Delta is offering two programs — an early retirement option and a general buyout package — to most employees except for pilots, whose union is still in talks with management, Mr. Bastian said. The email did not say how much of its work force the airline was seeking to pare.

The American program, also announced on Wednesday, applies to management and support staff, which the airline hopes to cut by about 30 percent, or about 5,000 workers.

The British low-price airline easyJet said on Thursday that it planned to reduce staff by up to 30 percent and that it expected to fly in the July-September period at nearly 30 percent of the capacity a year earlier. When flights restart, staff and passengers will be required to wear masks and, at least initially, no onboard food service will be offered, the company said.

Going into the crisis, American had 130,000 employees and Delta had 90,000; about 40,000 workers at each have taken voluntary leave or early retirement.

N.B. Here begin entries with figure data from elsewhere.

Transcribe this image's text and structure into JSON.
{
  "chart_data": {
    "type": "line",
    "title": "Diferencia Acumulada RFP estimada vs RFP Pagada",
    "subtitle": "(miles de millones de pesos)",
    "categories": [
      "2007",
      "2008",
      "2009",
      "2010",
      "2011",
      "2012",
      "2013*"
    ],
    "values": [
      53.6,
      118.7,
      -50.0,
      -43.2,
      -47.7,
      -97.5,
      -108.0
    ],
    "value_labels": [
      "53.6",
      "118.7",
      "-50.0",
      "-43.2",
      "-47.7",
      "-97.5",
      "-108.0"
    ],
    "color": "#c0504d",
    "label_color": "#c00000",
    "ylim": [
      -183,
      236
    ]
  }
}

Most airline jobs are protected into the fall as a condition of the CARES Act, which provided $50 billion to passenger airlines, half of it earmarked to pay employees through September.

An early rally in the stock market Thursday faded late in the day after President Trump said he would hold a news conference about China amid rising tensions between the world’s two largest economies.

The S&P 500 turned negative after earlier rising as much as 1 percent. Before the reversal, stocks had been set for a third day of gains this week, a rally that reflected optimism about prospects for an economic rebound.